Cinq facons originales d’acquérir des parts de marché en Allemagne !

Jean-Gabriel Recq a participé à Lyon le 14.10.2010 à une manifestation de la Chambre de commerce de Lyon dont le thème était « Cinq facons originales d’acquérir des parts de marché en Allemagne ! » à savoir :

1) Considérer le marché allemand comme un prolongement du marché interne : aborder le marché allemand en direct, sans implantation de filiale avec des commerciaux salariés allemands

Les clients allemands sont prêts avoir comme partenaire contractuel une société française. La constitution d’une filiale de distribution a des frais fixes importants. Le plus simple est de passé par un réseau de commerciaux salariés rattachés à une structure légère d’agence commercial.

2) Mettre en œuvre une politique dynamique de protection de son image et de ses produits sur le marché allemand : le marché allemand est plus concurrentiel que le marché français et pour gagner des parts de marché il faut connaître et utiliser les règles allemandes (pas seulement en défense mais aussi en stratégie offensive)

Tout fabriquant allemand qui veut réussir en Allemagne devra intégrer dans son business modèle une telle défense de son marché et bien sûr ne pas ignorer les risques liées à des pratiques a priori condamnables et en tout état de causes susceptibles d’être remarquées par la concurrence.
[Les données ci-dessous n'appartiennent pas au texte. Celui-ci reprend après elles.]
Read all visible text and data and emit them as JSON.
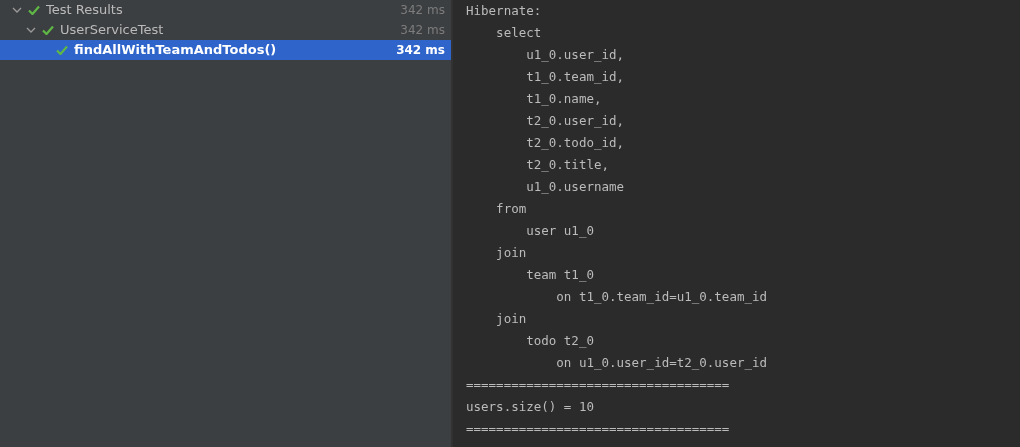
{
  "test_tree": [
    {
      "label": "Test Results",
      "time": "342 ms",
      "kind": "passed",
      "expanded": true,
      "selected": false,
      "children": [
        {
          "label": "UserServiceTest",
          "time": "342 ms",
          "kind": "passed",
          "expanded": true,
          "selected": false,
          "children": [
            {
              "label": "findAllWithTeamAndTodos()",
              "time": "342 ms",
              "kind": "passed",
              "selected": true
            }
          ]
        }
      ]
    }
  ],
  "console": {
    "lines": [
      "Hibernate:",
      "    select",
      "        u1_0.user_id,",
      "        t1_0.team_id,",
      "        t1_0.name,",
      "        t2_0.user_id,",
      "        t2_0.todo_id,",
      "        t2_0.title,",
      "        u1_0.username",
      "    from",
      "        user u1_0",
      "    join",
      "        team t1_0",
      "            on t1_0.team_id=u1_0.team_id",
      "    join",
      "        todo t2_0",
      "            on u1_0.user_id=t2_0.user_id",
      "===================================",
      "users.size() = 10",
      "==================================="
    ]
  }
}
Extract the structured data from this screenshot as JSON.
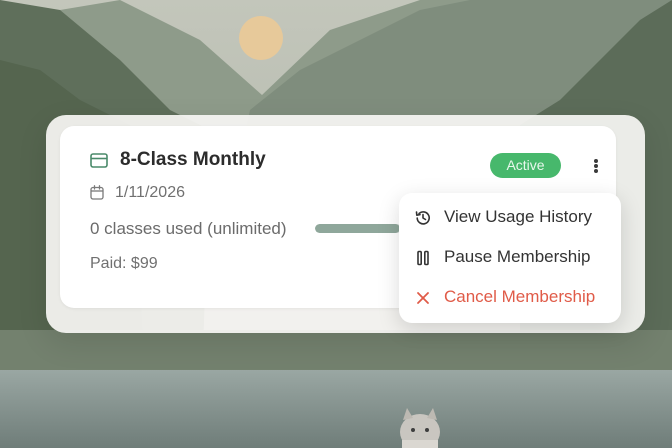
{
  "membership": {
    "plan_name": "8-Class Monthly",
    "plan_icon": "credit-card-icon",
    "date_icon": "calendar-icon",
    "date": "1/11/2026",
    "usage": "0 classes used (unlimited)",
    "usage_progress": 0.85,
    "paid": "Paid: $99",
    "status": "Active",
    "status_color": "#47b86c",
    "more_icon": "more-vertical-icon"
  },
  "menu": {
    "items": [
      {
        "label": "View Usage History",
        "icon": "history-icon"
      },
      {
        "label": "Pause Membership",
        "icon": "pause-icon"
      },
      {
        "label": "Cancel Membership",
        "icon": "close-icon",
        "color": "#e05b48"
      }
    ]
  },
  "background": {
    "description_icon": "mountain-lake-scene"
  }
}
3) Créer un réseau de revendeurs B2C équilibré entre boutiques propres et franchisés

Il faut trouver un bon mixte entre un réseau propre et un réseau de distributeurs franchisés, dédiés ou agréés.
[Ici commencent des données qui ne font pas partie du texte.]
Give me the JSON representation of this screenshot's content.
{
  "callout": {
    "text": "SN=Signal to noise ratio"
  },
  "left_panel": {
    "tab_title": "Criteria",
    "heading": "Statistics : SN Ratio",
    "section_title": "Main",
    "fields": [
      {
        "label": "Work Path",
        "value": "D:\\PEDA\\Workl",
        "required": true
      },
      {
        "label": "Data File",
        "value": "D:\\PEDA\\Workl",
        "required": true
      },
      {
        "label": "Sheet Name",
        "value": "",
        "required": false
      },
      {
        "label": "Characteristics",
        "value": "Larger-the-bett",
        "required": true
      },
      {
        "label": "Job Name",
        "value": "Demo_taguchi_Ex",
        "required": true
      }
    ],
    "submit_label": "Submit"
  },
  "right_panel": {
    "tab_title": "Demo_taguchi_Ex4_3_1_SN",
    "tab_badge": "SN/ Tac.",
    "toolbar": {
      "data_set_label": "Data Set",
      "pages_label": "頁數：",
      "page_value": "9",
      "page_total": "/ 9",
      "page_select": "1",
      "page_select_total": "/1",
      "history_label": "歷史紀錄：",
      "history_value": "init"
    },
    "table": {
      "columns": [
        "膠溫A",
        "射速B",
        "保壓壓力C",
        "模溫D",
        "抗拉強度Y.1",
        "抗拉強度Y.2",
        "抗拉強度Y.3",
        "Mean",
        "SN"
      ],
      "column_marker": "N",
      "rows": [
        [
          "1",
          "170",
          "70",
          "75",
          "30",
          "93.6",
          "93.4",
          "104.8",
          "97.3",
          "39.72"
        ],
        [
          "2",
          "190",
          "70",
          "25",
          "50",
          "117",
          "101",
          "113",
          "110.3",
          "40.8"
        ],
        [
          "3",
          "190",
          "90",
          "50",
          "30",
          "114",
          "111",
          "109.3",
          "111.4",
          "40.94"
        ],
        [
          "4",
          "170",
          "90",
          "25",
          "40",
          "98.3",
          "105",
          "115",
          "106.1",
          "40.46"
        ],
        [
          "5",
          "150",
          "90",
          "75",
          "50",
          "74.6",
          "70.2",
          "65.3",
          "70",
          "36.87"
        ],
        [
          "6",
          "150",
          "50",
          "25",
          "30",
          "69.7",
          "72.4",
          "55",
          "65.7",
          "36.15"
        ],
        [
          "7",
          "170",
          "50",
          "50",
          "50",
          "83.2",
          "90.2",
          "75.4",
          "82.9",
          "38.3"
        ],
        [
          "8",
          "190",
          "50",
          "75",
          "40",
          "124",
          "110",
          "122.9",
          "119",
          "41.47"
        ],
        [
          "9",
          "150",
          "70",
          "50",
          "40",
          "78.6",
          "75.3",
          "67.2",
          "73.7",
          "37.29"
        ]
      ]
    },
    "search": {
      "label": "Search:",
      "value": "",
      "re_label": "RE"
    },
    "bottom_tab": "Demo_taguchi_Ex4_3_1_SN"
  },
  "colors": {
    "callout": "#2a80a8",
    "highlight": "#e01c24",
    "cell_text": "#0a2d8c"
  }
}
4) Utiliser les développements du Web en Allemagne sans risques juridiques

Plutôt avoir son propre portable mais attention aux règles allemandes de conclusion de contrat par voie électronique et aux règles de concurrence déloyales.
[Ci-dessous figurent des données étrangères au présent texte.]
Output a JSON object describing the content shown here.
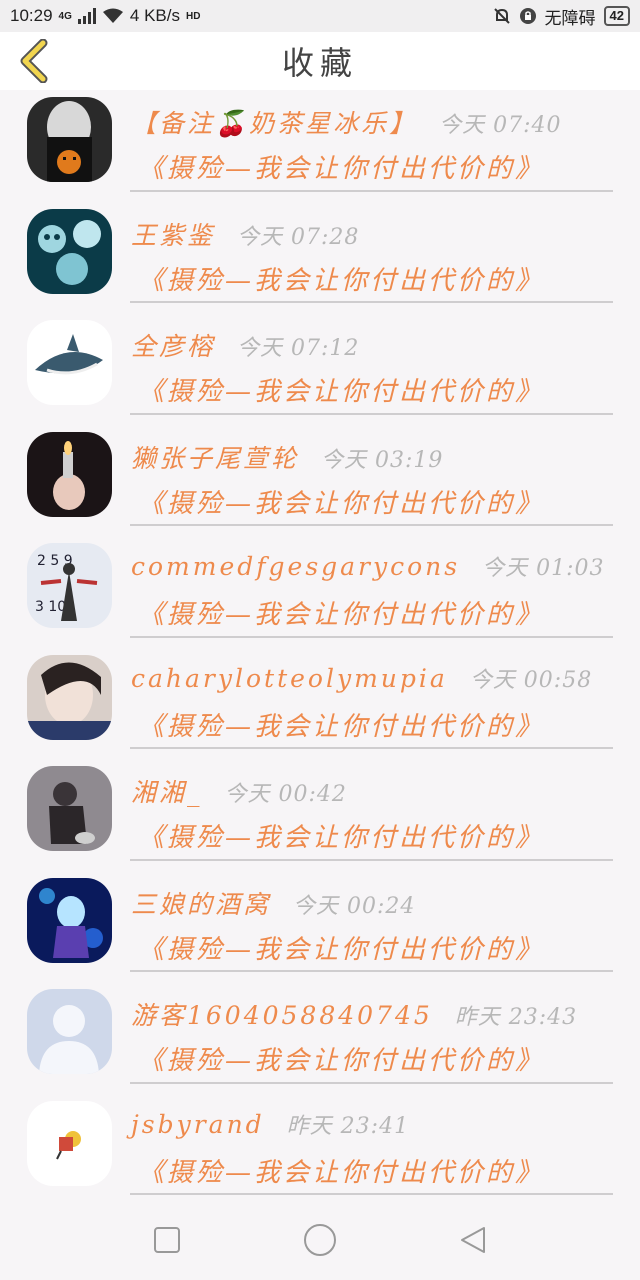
{
  "status_bar": {
    "time": "10:29",
    "network": "4G",
    "speed": "4 KB/s",
    "hd": "HD",
    "accessibility": "无障碍",
    "battery": "42"
  },
  "header": {
    "title": "收藏",
    "back_icon": "chevron-left-icon",
    "accent_color": "#f1d54f"
  },
  "colors": {
    "name": "#ee8a4c",
    "time": "#b7b7b7",
    "message": "#ee8a4c"
  },
  "favorites": [
    {
      "name": "【备注🍒奶茶星冰乐】",
      "time": "今天 07:40",
      "message": "《摄殓—我会让你付出代价的》",
      "avatar": "dark-pumpkin-girl"
    },
    {
      "name": "王紫鉴",
      "time": "今天 07:28",
      "message": "《摄殓—我会让你付出代价的》",
      "avatar": "skull-ghosts"
    },
    {
      "name": "全彦榕",
      "time": "今天 07:12",
      "message": "《摄殓—我会让你付出代价的》",
      "avatar": "shark"
    },
    {
      "name": "獭张子尾萱轮",
      "time": "今天 03:19",
      "message": "《摄殓—我会让你付出代价的》",
      "avatar": "lighter-hand"
    },
    {
      "name": "commedfgesgarycons",
      "time": "今天 01:03",
      "message": "《摄殓—我会让你付出代价的》",
      "avatar": "clock-figure"
    },
    {
      "name": "caharylotteolymupia",
      "time": "今天 00:58",
      "message": "《摄殓—我会让你付出代价的》",
      "avatar": "girl-face"
    },
    {
      "name": "湘湘_",
      "time": "今天 00:42",
      "message": "《摄殓—我会让你付出代价的》",
      "avatar": "sitting-person"
    },
    {
      "name": "三娘的酒窝",
      "time": "今天 00:24",
      "message": "《摄殓—我会让你付出代价的》",
      "avatar": "anime-blue"
    },
    {
      "name": "游客1604058840745",
      "time": "昨天 23:43",
      "message": "《摄殓—我会让你付出代价的》",
      "avatar": "default-person"
    },
    {
      "name": "jsbyrand",
      "time": "昨天 23:41",
      "message": "《摄殓—我会让你付出代价的》",
      "avatar": "small-sticker"
    }
  ],
  "navbar": {
    "icons": [
      "square-icon",
      "circle-icon",
      "triangle-back-icon"
    ]
  }
}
5) Profiter d’opportunités liées aux difficultés rencontrées par des concurrents / Racheter un concurrent en difficultés financières

L’acquisition d’un concurrent – ou même de son distributeur – en difficultés financières peut être un moyen de gagner des parts de marchés. Il faut toutefois agir vite en sachant prendre des risques. Le tout est de réduire ces risques au minimum. Ne pas non plus oublier de prendre en compte les causes qui ont entrainé la faillite pour ne pas refaire les mêmes erreurs.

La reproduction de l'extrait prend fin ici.